Beberapa fitur baru yang diperkenalkan termasuk kemampuan analisis dan visualisasi data, peningkatan kecepatan respons, serta pemrosesan perintah berbasis gambar.
Regulasi AI di Tiongkok
Di Tiongkok, setiap perusahaan yang ingin merilis layanan berbasis AI generatif harus mendapatkan persetujuan dari otoritas terkait.
Regulasi ini diperkenalkan dalam kebijakan sementara tentang pengelolaan layanan AI generatif yang diberlakukan sejak 15 Agustus 2023.
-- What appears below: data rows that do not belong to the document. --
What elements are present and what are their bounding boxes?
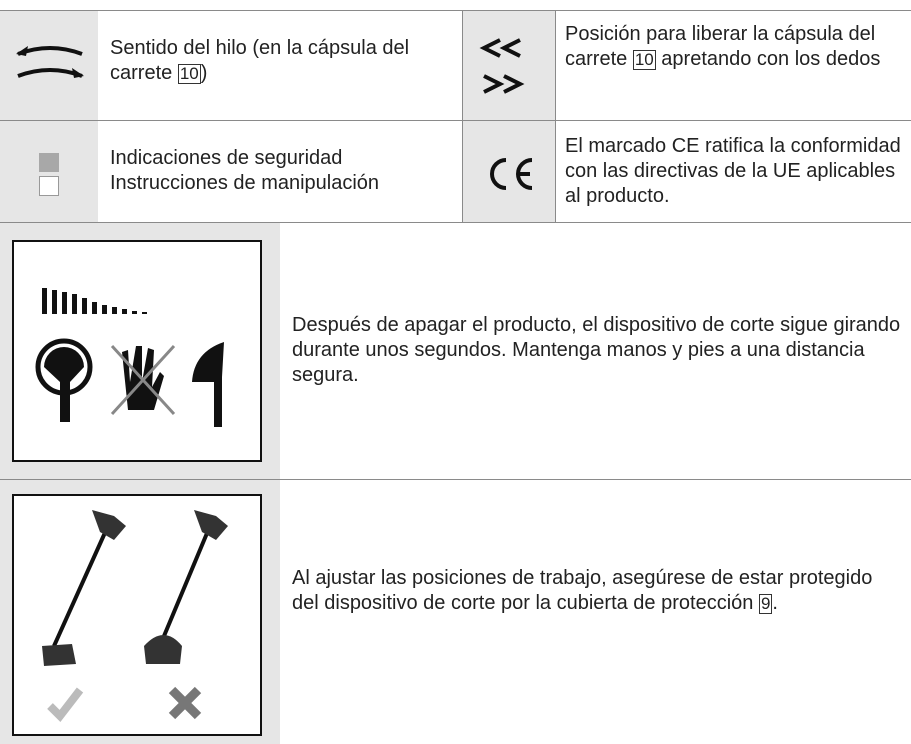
warning-text: Al ajustar las posiciones de trabajo, as… xyxy=(292,566,892,616)
text: Al ajustar las posiciones de trabajo, as… xyxy=(292,567,873,614)
release-position-icon xyxy=(479,38,525,94)
text: Indicaciones de seguridad xyxy=(110,147,343,169)
text: Instrucciones de manipulación xyxy=(110,172,380,194)
ref-number: 10 xyxy=(632,50,656,70)
text: Después de apagar el producto, el dispos… xyxy=(292,314,901,386)
rule xyxy=(555,10,556,222)
ce-mark-icon xyxy=(490,158,533,190)
warning-text: Después de apagar el producto, el dispos… xyxy=(292,313,907,388)
text: Sentido del hilo (en la cápsula del carr… xyxy=(110,37,410,84)
ref-number: 9 xyxy=(758,594,773,614)
symbol-text: Posición para liberar la cápsula del car… xyxy=(565,22,905,72)
symbol-text: El marcado CE ratifica la conformidad co… xyxy=(565,134,910,209)
rule xyxy=(0,10,911,11)
rule xyxy=(0,222,911,223)
rotation-warning-icon xyxy=(35,288,224,427)
rule xyxy=(462,10,463,222)
text: ) xyxy=(200,62,208,84)
symbol-text: Sentido del hilo (en la cápsula del carr… xyxy=(110,36,455,86)
text: apretando con los dedos xyxy=(655,48,881,70)
guard-position-icon xyxy=(42,510,228,723)
rule xyxy=(0,479,911,480)
text: Posición para liberar la cápsula del car… xyxy=(565,23,876,70)
image-frame xyxy=(12,494,262,736)
ref-number: 10 xyxy=(177,64,201,84)
image-frame xyxy=(12,240,262,462)
rule xyxy=(0,120,911,121)
symbol-text: Indicaciones de seguridad Instrucciones … xyxy=(110,146,455,196)
safety-squares-icon xyxy=(39,153,59,196)
text: . xyxy=(772,592,778,614)
thread-direction-icon xyxy=(16,46,84,78)
text: El marcado CE ratifica la conformidad co… xyxy=(565,135,901,207)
Pemerintah melihat AI sebagai teknologi yang memiliki dampak besar dalam sektor bisnis maupun politik. Oleh karena itu, mereka berupaya untuk menyeimbangkan inovasi dengan regulasi yang memastikan AI tidak digunakan untuk tujuan yang bertentangan dengan kebijakan negara.
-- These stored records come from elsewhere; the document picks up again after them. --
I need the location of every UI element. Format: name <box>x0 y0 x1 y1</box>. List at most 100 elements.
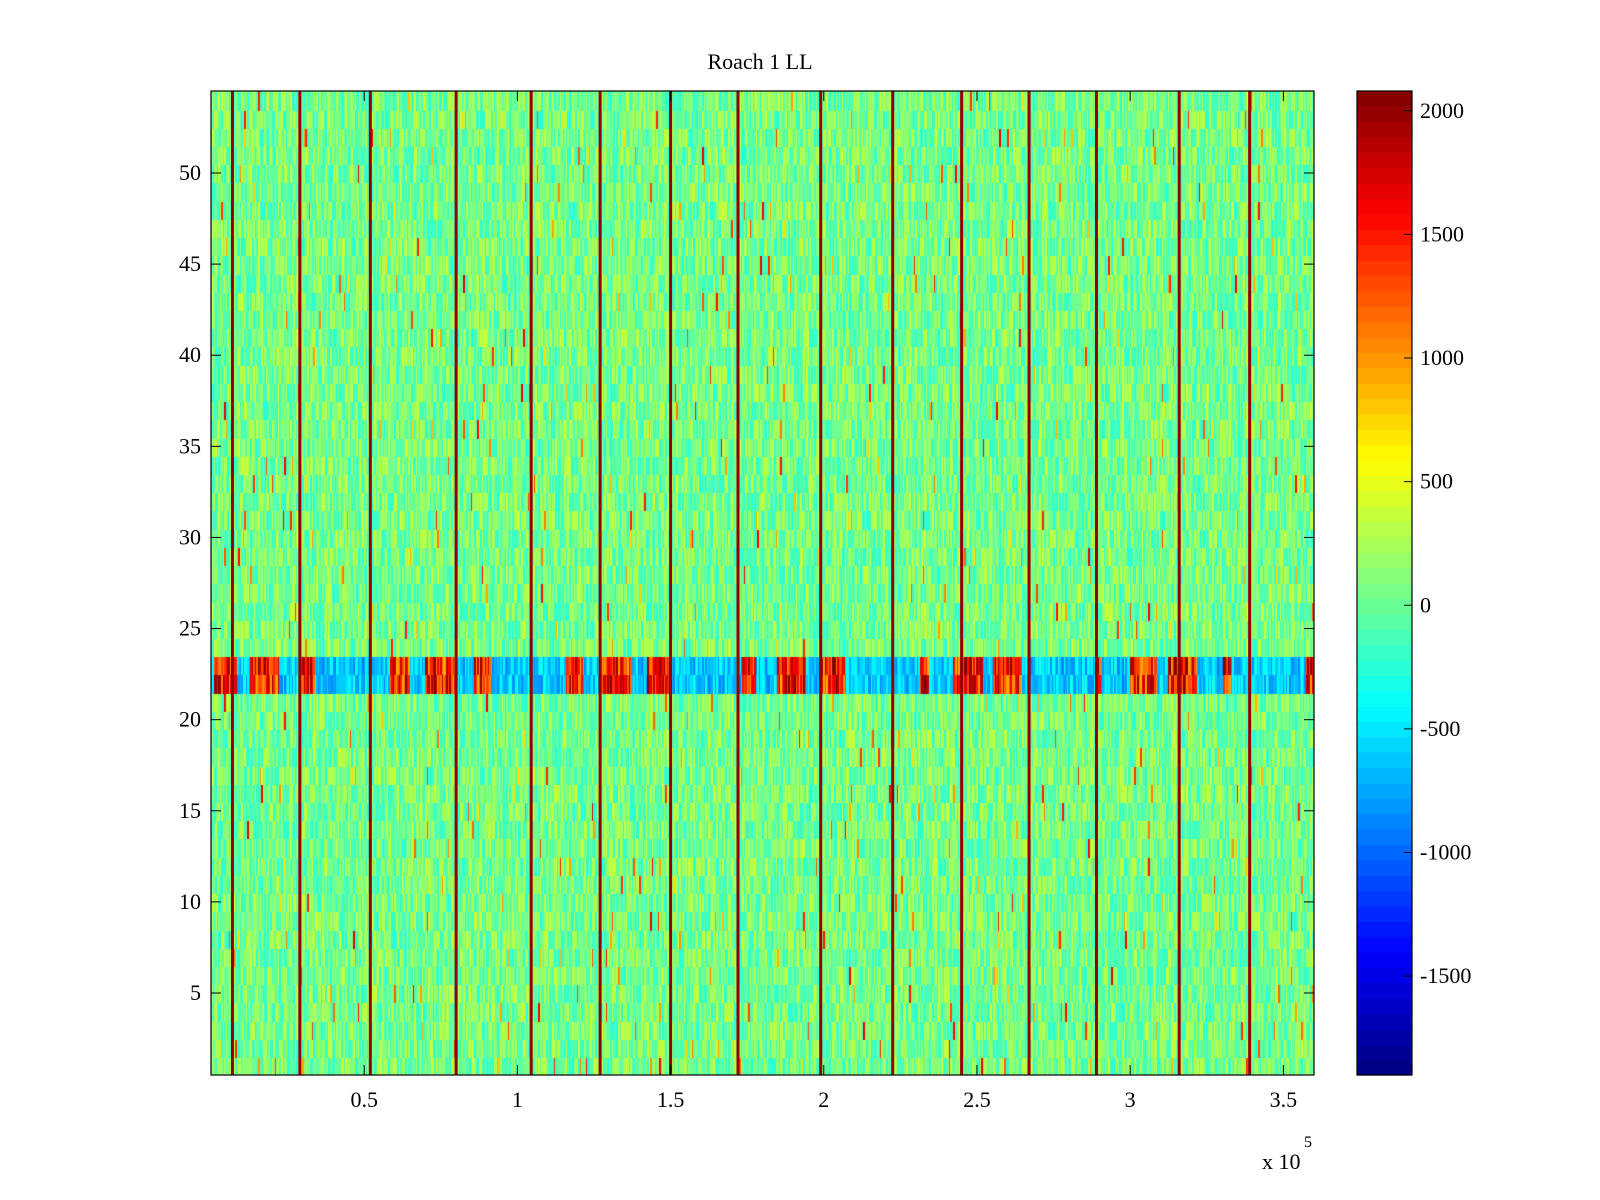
x-tick-label: 0.5 <box>350 1087 378 1112</box>
colorbar-segment <box>1357 859 1412 876</box>
x-exponent-base: x 10 <box>1262 1149 1301 1174</box>
x-axis: 0.5 1 1.5 2 2.5 3 3.5 <box>350 91 1297 1112</box>
colorbar-segment <box>1357 490 1412 507</box>
colorbar-tick-label: 1500 <box>1420 221 1464 246</box>
colorbar-segment <box>1357 229 1412 246</box>
colorbar-segment <box>1357 675 1412 692</box>
colorbar-segment <box>1357 260 1412 277</box>
colorbar-segment <box>1357 629 1412 646</box>
colorbar-segment <box>1357 398 1412 415</box>
y-tick-label: 25 <box>179 616 201 641</box>
x-exponent-power: 5 <box>1304 1134 1312 1151</box>
y-tick-label: 20 <box>179 707 201 732</box>
colorbar-segment <box>1357 321 1412 338</box>
colorbar-segment <box>1357 552 1412 569</box>
bright-vertical-line-6 <box>598 91 602 1075</box>
bright-vertical-line-1 <box>230 91 234 1075</box>
colorbar-tick-label: 1000 <box>1420 345 1464 370</box>
x-tick-label: 2 <box>818 1087 829 1112</box>
x-tick-label: 2.5 <box>963 1087 991 1112</box>
colorbar-segment <box>1357 890 1412 907</box>
bright-vertical-line-9 <box>819 91 823 1075</box>
colorbar-segment <box>1357 567 1412 584</box>
x-tick-label: 1.5 <box>657 1087 685 1112</box>
colorbar-segment <box>1357 121 1412 138</box>
colorbar-segment <box>1357 798 1412 815</box>
heatmap <box>211 91 1314 1075</box>
colorbar-segment <box>1357 167 1412 184</box>
y-tick-label: 35 <box>179 433 201 458</box>
y-tick-label: 50 <box>179 160 201 185</box>
colorbar-tick-label: -1000 <box>1420 839 1471 864</box>
y-tick-label: 40 <box>179 342 201 367</box>
bright-vertical-line-12 <box>1027 91 1031 1075</box>
colorbar-segment <box>1357 536 1412 553</box>
colorbar-segment <box>1357 306 1412 323</box>
colorbar-segment <box>1357 444 1412 461</box>
colorbar-segment <box>1357 736 1412 753</box>
x-tick-label: 3.5 <box>1270 1087 1298 1112</box>
colorbar-segment <box>1357 337 1412 353</box>
colorbar-segment <box>1357 982 1412 999</box>
x-tick-label: 1 <box>512 1087 523 1112</box>
y-tick-label: 10 <box>179 889 201 914</box>
colorbar-segment <box>1357 752 1412 769</box>
bright-vertical-line-8 <box>736 91 740 1075</box>
colorbar-segment <box>1357 644 1412 661</box>
colorbar-segment <box>1357 137 1412 154</box>
colorbar-segment <box>1357 813 1412 830</box>
colorbar-segment <box>1357 475 1412 492</box>
colorbar-segment <box>1357 152 1412 169</box>
colorbar-segment <box>1357 214 1412 230</box>
colorbar-segment <box>1357 91 1412 107</box>
bright-vertical-line-3 <box>368 91 372 1075</box>
colorbar-segment <box>1357 506 1412 523</box>
colorbar-segment <box>1357 782 1412 799</box>
colorbar-segment <box>1357 429 1412 446</box>
bright-vertical-line-13 <box>1094 91 1098 1075</box>
colorbar-segment <box>1357 413 1412 430</box>
bright-vertical-line-15 <box>1248 91 1252 1075</box>
heatmap-cells <box>211 91 1314 1075</box>
colorbar-segment <box>1357 1028 1412 1045</box>
colorbar-segment <box>1357 583 1412 599</box>
plot-frame <box>210 90 1315 1076</box>
colorbar-segment <box>1357 1059 1412 1076</box>
colorbar-segment <box>1357 460 1412 476</box>
bright-vertical-line-14 <box>1177 91 1181 1075</box>
colorbar-tick-label: 0 <box>1420 592 1431 617</box>
y-axis: 5 10 15 20 25 30 35 40 45 50 <box>179 160 1314 1005</box>
colorbar-segment <box>1357 659 1412 676</box>
colorbar-segment <box>1357 767 1412 784</box>
y-tick-label: 30 <box>179 524 201 549</box>
colorbar-segment <box>1357 690 1412 707</box>
bright-vertical-line-7 <box>669 91 673 1075</box>
colorbar-segment <box>1357 1044 1412 1061</box>
colorbar-segment <box>1357 706 1412 722</box>
colorbar-segment <box>1357 106 1412 123</box>
colorbar-segment <box>1357 275 1412 292</box>
colorbar-ticks: -1500 -1000 -500 0 500 1000 1500 2000 <box>1404 98 1471 988</box>
colorbar-segment <box>1357 290 1412 307</box>
colorbar-segment <box>1357 367 1412 384</box>
y-tick-label: 45 <box>179 251 201 276</box>
colorbar-segment <box>1357 383 1412 400</box>
colorbar-segment <box>1357 183 1412 200</box>
colorbar-tick-label: -500 <box>1420 716 1460 741</box>
colorbar-segment <box>1357 352 1412 369</box>
colorbar-segment <box>1357 905 1412 922</box>
colorbar-segment <box>1357 936 1412 953</box>
colorbar-tick-label: 2000 <box>1420 98 1464 123</box>
colorbar-segment <box>1357 198 1412 215</box>
colorbar-segment <box>1357 998 1412 1015</box>
colorbar-segment <box>1357 721 1412 738</box>
colorbar-segment <box>1357 844 1412 861</box>
chart-title: Roach 1 LL <box>707 49 812 74</box>
colorbar-tick-label: 500 <box>1420 469 1453 494</box>
colorbar-segment <box>1357 967 1412 984</box>
colorbar-segment <box>1357 875 1412 892</box>
colorbar-segment <box>1357 613 1412 630</box>
colorbar-frame <box>1356 90 1413 1076</box>
colorbar-segment <box>1357 598 1412 615</box>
Meski demikian, pemerintah tetap memberikan ruang bagi perusahaan teknologi domestik untuk bersaing di tingkat global. Dengan izin resmi yang sudah dikantongi, Baidu kini dapat menawarkan chatbot ERNIE kepada publik tanpa hambatan hukum.
Baidu sendiri belum mengonfirmasi apakah teknologi yang mendasari ERNIE serupa dengan ChatGPT atau menggunakan pendekatan berbeda. Namun, dalam hal fungsionalitas, ERNIE memiliki kesamaan dengan chatbot AI lainnya, sebagaimana dibuktikan dalam uji coba yang dilakukan CNBC.
Dengan persaingan di bidang AI yang semakin ketat, Tiongkok terus berusaha memperkuat posisinya sebagai pemimpin dalam teknologi kecerdasan buatan, baik melalui regulasi yang ketat maupun inovasi yang didorong oleh perusahaan-perusahaan teknologi raksasa seperti Baidu.